Debunking Dataset Myth

Many people think that datasets are stored internally as XML. What most people need to know is that Datasets are serialized as XML (even when done binary) but that doesn't mean they are stored as XML internally - although we have no easy way of knowing, it's easy to take a look at the memory footprint of datasets compared to XmlDocuments.

I know that if datasets were stored as XML, then in theory, datasets should be larger since BeginLoadData/EndLoadData implies there are internal indexes maintained along with the data.

It's not easy to get the size of an object in memory, but here is my attempt.

long bytecount = System.GC.GetTotalMemory(true);
DataSet1 ds =
new DataSet1();
ds.EnforceConstraints =
false;
ds.Order_Details.BeginLoadData();
ds.Orders.BeginLoadData();
ds.ReadXml("c:\\test.xml");
bytecount = System.GC.GetTotalMemory(
true) - bytecount;
MessageBox.Show("Loaded - Waiting.

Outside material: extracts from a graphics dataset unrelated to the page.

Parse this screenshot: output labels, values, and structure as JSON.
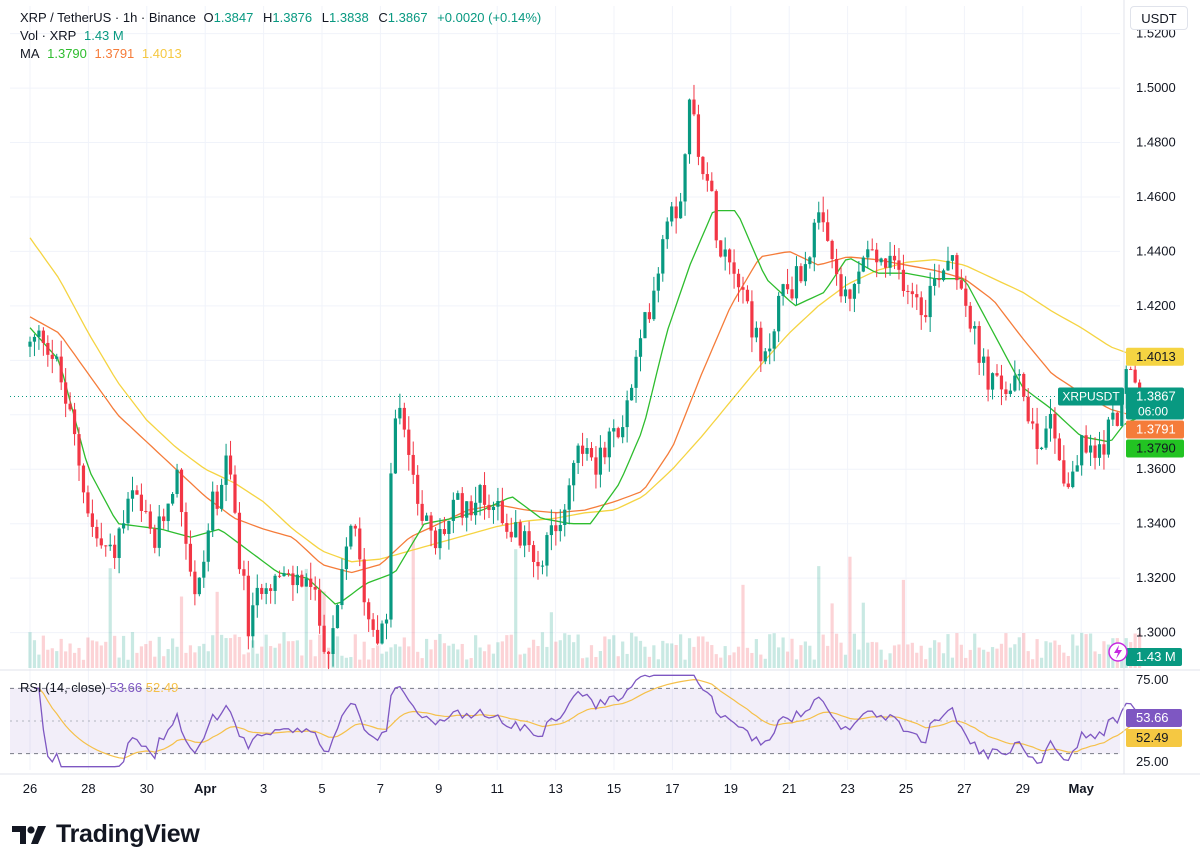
{
  "header": {
    "symbol": "XRP / TetherUS · 1h · Binance",
    "o_label": "O",
    "o_value": "1.3847",
    "h_label": "H",
    "h_value": "1.3876",
    "l_label": "L",
    "l_value": "1.3838",
    "c_label": "C",
    "c_value": "1.3867",
    "change": "+0.0020 (+0.14%)",
    "vol_label": "Vol · XRP",
    "vol_value": "1.43 M",
    "ma_label": "MA",
    "ma1": "1.3790",
    "ma2": "1.3791",
    "ma3": "1.4013"
  },
  "currency": "USDT",
  "brand": {
    "name": "TradingView"
  },
  "rsi_legend": {
    "label": "RSI (14, close)",
    "value1": "53.66",
    "value2": "52.49"
  },
  "colors": {
    "up": "#089981",
    "down": "#f23645",
    "ma_fast": "#2ebd2e",
    "ma_mid": "#f57c3a",
    "ma_slow": "#f5d442",
    "rsi": "#7e57c2",
    "rsi_ma": "#f5c04a"
  },
  "chart_data": [
    {
      "type": "candlestick",
      "title": "XRP / TetherUS · 1h · Binance",
      "y_axis_ticks": [
        "1.5200",
        "1.5000",
        "1.4800",
        "1.4600",
        "1.4400",
        "1.4200",
        "1.4000",
        "1.3800",
        "1.3600",
        "1.3400",
        "1.3200",
        "1.3000"
      ],
      "x_axis_ticks": [
        "26",
        "28",
        "30",
        "Apr",
        "3",
        "5",
        "7",
        "9",
        "11",
        "13",
        "15",
        "17",
        "19",
        "21",
        "23",
        "25",
        "27",
        "29",
        "May"
      ],
      "ylim": [
        1.287,
        1.525
      ],
      "close_path": [
        {
          "day": 0,
          "price": 1.405
        },
        {
          "day": 0.5,
          "price": 1.41
        },
        {
          "day": 1,
          "price": 1.395
        },
        {
          "day": 1.5,
          "price": 1.372
        },
        {
          "day": 2.2,
          "price": 1.335
        },
        {
          "day": 2.8,
          "price": 1.328
        },
        {
          "day": 3.5,
          "price": 1.35
        },
        {
          "day": 4.3,
          "price": 1.332
        },
        {
          "day": 5,
          "price": 1.36
        },
        {
          "day": 5.7,
          "price": 1.31
        },
        {
          "day": 6.2,
          "price": 1.345
        },
        {
          "day": 6.8,
          "price": 1.362
        },
        {
          "day": 7.5,
          "price": 1.3
        },
        {
          "day": 8,
          "price": 1.322
        },
        {
          "day": 8.8,
          "price": 1.318
        },
        {
          "day": 9.5,
          "price": 1.32
        },
        {
          "day": 10.3,
          "price": 1.29
        },
        {
          "day": 11,
          "price": 1.343
        },
        {
          "day": 11.6,
          "price": 1.305
        },
        {
          "day": 12.2,
          "price": 1.298
        },
        {
          "day": 12.4,
          "price": 1.375
        },
        {
          "day": 12.7,
          "price": 1.38
        },
        {
          "day": 13.2,
          "price": 1.355
        },
        {
          "day": 13.8,
          "price": 1.33
        },
        {
          "day": 14.5,
          "price": 1.345
        },
        {
          "day": 15.3,
          "price": 1.35
        },
        {
          "day": 16,
          "price": 1.348
        },
        {
          "day": 16.5,
          "price": 1.338
        },
        {
          "day": 17.3,
          "price": 1.328
        },
        {
          "day": 18,
          "price": 1.335
        },
        {
          "day": 18.8,
          "price": 1.37
        },
        {
          "day": 19.5,
          "price": 1.362
        },
        {
          "day": 20.4,
          "price": 1.38
        },
        {
          "day": 21,
          "price": 1.41
        },
        {
          "day": 21.6,
          "price": 1.44
        },
        {
          "day": 21.9,
          "price": 1.46
        },
        {
          "day": 22.2,
          "price": 1.455
        },
        {
          "day": 22.6,
          "price": 1.495
        },
        {
          "day": 23.1,
          "price": 1.47
        },
        {
          "day": 23.6,
          "price": 1.445
        },
        {
          "day": 24.2,
          "price": 1.435
        },
        {
          "day": 24.6,
          "price": 1.42
        },
        {
          "day": 25.1,
          "price": 1.395
        },
        {
          "day": 25.7,
          "price": 1.425
        },
        {
          "day": 26.3,
          "price": 1.43
        },
        {
          "day": 27,
          "price": 1.45
        },
        {
          "day": 27.5,
          "price": 1.435
        },
        {
          "day": 28,
          "price": 1.418
        },
        {
          "day": 28.6,
          "price": 1.44
        },
        {
          "day": 29.2,
          "price": 1.435
        },
        {
          "day": 30,
          "price": 1.43
        },
        {
          "day": 30.6,
          "price": 1.42
        },
        {
          "day": 31.2,
          "price": 1.435
        },
        {
          "day": 31.6,
          "price": 1.44
        },
        {
          "day": 32,
          "price": 1.425
        },
        {
          "day": 32.5,
          "price": 1.4
        },
        {
          "day": 33,
          "price": 1.39
        },
        {
          "day": 33.5,
          "price": 1.39
        },
        {
          "day": 34,
          "price": 1.39
        },
        {
          "day": 34.5,
          "price": 1.37
        },
        {
          "day": 35,
          "price": 1.38
        },
        {
          "day": 35.5,
          "price": 1.352
        },
        {
          "day": 36,
          "price": 1.368
        },
        {
          "day": 36.5,
          "price": 1.365
        },
        {
          "day": 37.2,
          "price": 1.38
        },
        {
          "day": 37.6,
          "price": 1.395
        },
        {
          "day": 38,
          "price": 1.387
        }
      ],
      "ma_fast_path": [
        {
          "day": 0,
          "price": 1.412
        },
        {
          "day": 1,
          "price": 1.4
        },
        {
          "day": 2,
          "price": 1.36
        },
        {
          "day": 3,
          "price": 1.34
        },
        {
          "day": 4.5,
          "price": 1.338
        },
        {
          "day": 5.5,
          "price": 1.335
        },
        {
          "day": 6.5,
          "price": 1.338
        },
        {
          "day": 7.5,
          "price": 1.33
        },
        {
          "day": 8.5,
          "price": 1.322
        },
        {
          "day": 9.5,
          "price": 1.32
        },
        {
          "day": 10.5,
          "price": 1.31
        },
        {
          "day": 11.5,
          "price": 1.318
        },
        {
          "day": 12.5,
          "price": 1.322
        },
        {
          "day": 13.5,
          "price": 1.34
        },
        {
          "day": 14.5,
          "price": 1.342
        },
        {
          "day": 15.5,
          "price": 1.345
        },
        {
          "day": 16.5,
          "price": 1.35
        },
        {
          "day": 17.5,
          "price": 1.342
        },
        {
          "day": 18.5,
          "price": 1.34
        },
        {
          "day": 19.2,
          "price": 1.34
        },
        {
          "day": 20.2,
          "price": 1.355
        },
        {
          "day": 21,
          "price": 1.375
        },
        {
          "day": 21.8,
          "price": 1.41
        },
        {
          "day": 22.6,
          "price": 1.435
        },
        {
          "day": 23.4,
          "price": 1.455
        },
        {
          "day": 24.2,
          "price": 1.455
        },
        {
          "day": 25.2,
          "price": 1.43
        },
        {
          "day": 26.2,
          "price": 1.42
        },
        {
          "day": 27.2,
          "price": 1.425
        },
        {
          "day": 28,
          "price": 1.438
        },
        {
          "day": 29,
          "price": 1.432
        },
        {
          "day": 30,
          "price": 1.432
        },
        {
          "day": 31,
          "price": 1.43
        },
        {
          "day": 32,
          "price": 1.43
        },
        {
          "day": 33,
          "price": 1.41
        },
        {
          "day": 34,
          "price": 1.39
        },
        {
          "day": 35,
          "price": 1.382
        },
        {
          "day": 36,
          "price": 1.372
        },
        {
          "day": 37,
          "price": 1.37
        },
        {
          "day": 37.5,
          "price": 1.377
        },
        {
          "day": 38,
          "price": 1.379
        }
      ],
      "ma_mid_path": [
        {
          "day": 0,
          "price": 1.416
        },
        {
          "day": 1,
          "price": 1.41
        },
        {
          "day": 2,
          "price": 1.395
        },
        {
          "day": 3,
          "price": 1.38
        },
        {
          "day": 4,
          "price": 1.37
        },
        {
          "day": 5,
          "price": 1.36
        },
        {
          "day": 6,
          "price": 1.35
        },
        {
          "day": 7,
          "price": 1.342
        },
        {
          "day": 8,
          "price": 1.338
        },
        {
          "day": 9,
          "price": 1.335
        },
        {
          "day": 10,
          "price": 1.325
        },
        {
          "day": 11,
          "price": 1.322
        },
        {
          "day": 12,
          "price": 1.325
        },
        {
          "day": 13,
          "price": 1.335
        },
        {
          "day": 14,
          "price": 1.34
        },
        {
          "day": 15,
          "price": 1.345
        },
        {
          "day": 16,
          "price": 1.347
        },
        {
          "day": 17,
          "price": 1.345
        },
        {
          "day": 18,
          "price": 1.344
        },
        {
          "day": 19,
          "price": 1.345
        },
        {
          "day": 20,
          "price": 1.348
        },
        {
          "day": 21,
          "price": 1.352
        },
        {
          "day": 22,
          "price": 1.368
        },
        {
          "day": 23,
          "price": 1.395
        },
        {
          "day": 24,
          "price": 1.42
        },
        {
          "day": 25,
          "price": 1.438
        },
        {
          "day": 26,
          "price": 1.44
        },
        {
          "day": 27,
          "price": 1.435
        },
        {
          "day": 28,
          "price": 1.438
        },
        {
          "day": 29,
          "price": 1.437
        },
        {
          "day": 30,
          "price": 1.435
        },
        {
          "day": 31,
          "price": 1.433
        },
        {
          "day": 32,
          "price": 1.43
        },
        {
          "day": 33,
          "price": 1.422
        },
        {
          "day": 34,
          "price": 1.408
        },
        {
          "day": 35,
          "price": 1.395
        },
        {
          "day": 36,
          "price": 1.388
        },
        {
          "day": 37,
          "price": 1.382
        },
        {
          "day": 38,
          "price": 1.379
        }
      ],
      "ma_slow_path": [
        {
          "day": 0,
          "price": 1.445
        },
        {
          "day": 1,
          "price": 1.43
        },
        {
          "day": 2,
          "price": 1.41
        },
        {
          "day": 3,
          "price": 1.392
        },
        {
          "day": 4,
          "price": 1.378
        },
        {
          "day": 5,
          "price": 1.368
        },
        {
          "day": 6,
          "price": 1.36
        },
        {
          "day": 7,
          "price": 1.355
        },
        {
          "day": 8,
          "price": 1.348
        },
        {
          "day": 9,
          "price": 1.338
        },
        {
          "day": 10,
          "price": 1.33
        },
        {
          "day": 11,
          "price": 1.326
        },
        {
          "day": 12,
          "price": 1.327
        },
        {
          "day": 13,
          "price": 1.33
        },
        {
          "day": 14,
          "price": 1.333
        },
        {
          "day": 15,
          "price": 1.336
        },
        {
          "day": 16,
          "price": 1.339
        },
        {
          "day": 17,
          "price": 1.341
        },
        {
          "day": 18,
          "price": 1.342
        },
        {
          "day": 19,
          "price": 1.344
        },
        {
          "day": 20,
          "price": 1.345
        },
        {
          "day": 21,
          "price": 1.35
        },
        {
          "day": 22,
          "price": 1.36
        },
        {
          "day": 23,
          "price": 1.372
        },
        {
          "day": 24,
          "price": 1.385
        },
        {
          "day": 25,
          "price": 1.398
        },
        {
          "day": 26,
          "price": 1.41
        },
        {
          "day": 27,
          "price": 1.42
        },
        {
          "day": 28,
          "price": 1.428
        },
        {
          "day": 29,
          "price": 1.433
        },
        {
          "day": 30,
          "price": 1.436
        },
        {
          "day": 31,
          "price": 1.437
        },
        {
          "day": 32,
          "price": 1.435
        },
        {
          "day": 33,
          "price": 1.43
        },
        {
          "day": 34,
          "price": 1.425
        },
        {
          "day": 35,
          "price": 1.418
        },
        {
          "day": 36,
          "price": 1.412
        },
        {
          "day": 37,
          "price": 1.405
        },
        {
          "day": 38,
          "price": 1.401
        }
      ],
      "last_price": 1.3867,
      "price_labels": [
        {
          "text": "1.4013",
          "price": 1.4013,
          "series": "ma3"
        },
        {
          "text": "1.3867",
          "price": 1.3867,
          "series": "last",
          "sub": "06:00",
          "tag": "XRPUSDT"
        },
        {
          "text": "1.3791",
          "price": 1.3791,
          "series": "ma2"
        },
        {
          "text": "1.3790",
          "price": 1.379,
          "series": "ma1"
        }
      ],
      "volume_label": "1.43 M"
    },
    {
      "type": "line",
      "title": "RSI (14, close)",
      "y_axis_ticks": [
        "75.00",
        "25.00"
      ],
      "band": [
        30,
        70
      ],
      "ylim": [
        20,
        80
      ],
      "last_rsi": 53.66,
      "last_rsi_ma": 52.49
    }
  ]
}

Total K = " + (bytecount/1024).ToString());

long bytecount = System.GC.GetTotalMemory(true);
System.Xml.XmlDocument xmlDoc =
new System.Xml.XmlDocument();
xmlDoc.Load("c:\\test.xml");
bytecount = System.GC.GetTotalMemory(
true) - bytecount;
MessageBox.Show("Loaded - Waiting. Total K = " + (bytecount/1024).ToString());

I tried these examples with two different xml files - both storing orders & orderdetails out of the northwind database. The first example was the entire result set of both tables. The dataset memory size was approximately 607K. The XmlDocument was 1894K, over 3 times larger. On a second test, I used only 1 record in both the order and order details tables. The dataset in this case took 24K and the XmlDocument took 26K, a small difference.  You will notice that in my dataset example I have turned off index maintenance on the dataset by using BeginLoadData. Taking this code out resulted in a dataset of 669K, an increase of approximately 10%. An interesting note is that if you put in a BeginLoadData and EndLoadData, the net size of the dataset is only 661K. This would imply that leaving index maintenance on during loads is inefficient in memory usage.

The speed of loading from XML is a different story.  Because the XmlDocument delays (I'm assuming) the parsing of the XmlDocument, the time to load of the full dataset from an XML file is 1/3rd of the time to load the DataSet from XML. I would be careful in being too concerned about this. Loading a dataset from a relational source like a DataAdapter that involves no Xml parsing and is much faster.

If you load up Anakrino and take a look at how the Dataset stores it's data, each DataTable has a collection of columns, and each column is in fact a strongly type storage array. Each type of storage array has an appropriate private member array of the underlying value type (integer, string, etc.). The storage array also maintains a bit array that is used to keep track of which rows for that array are null. The bit array is always checked first before going to the typed storage array and returns either null or the default value. That's pretty tight.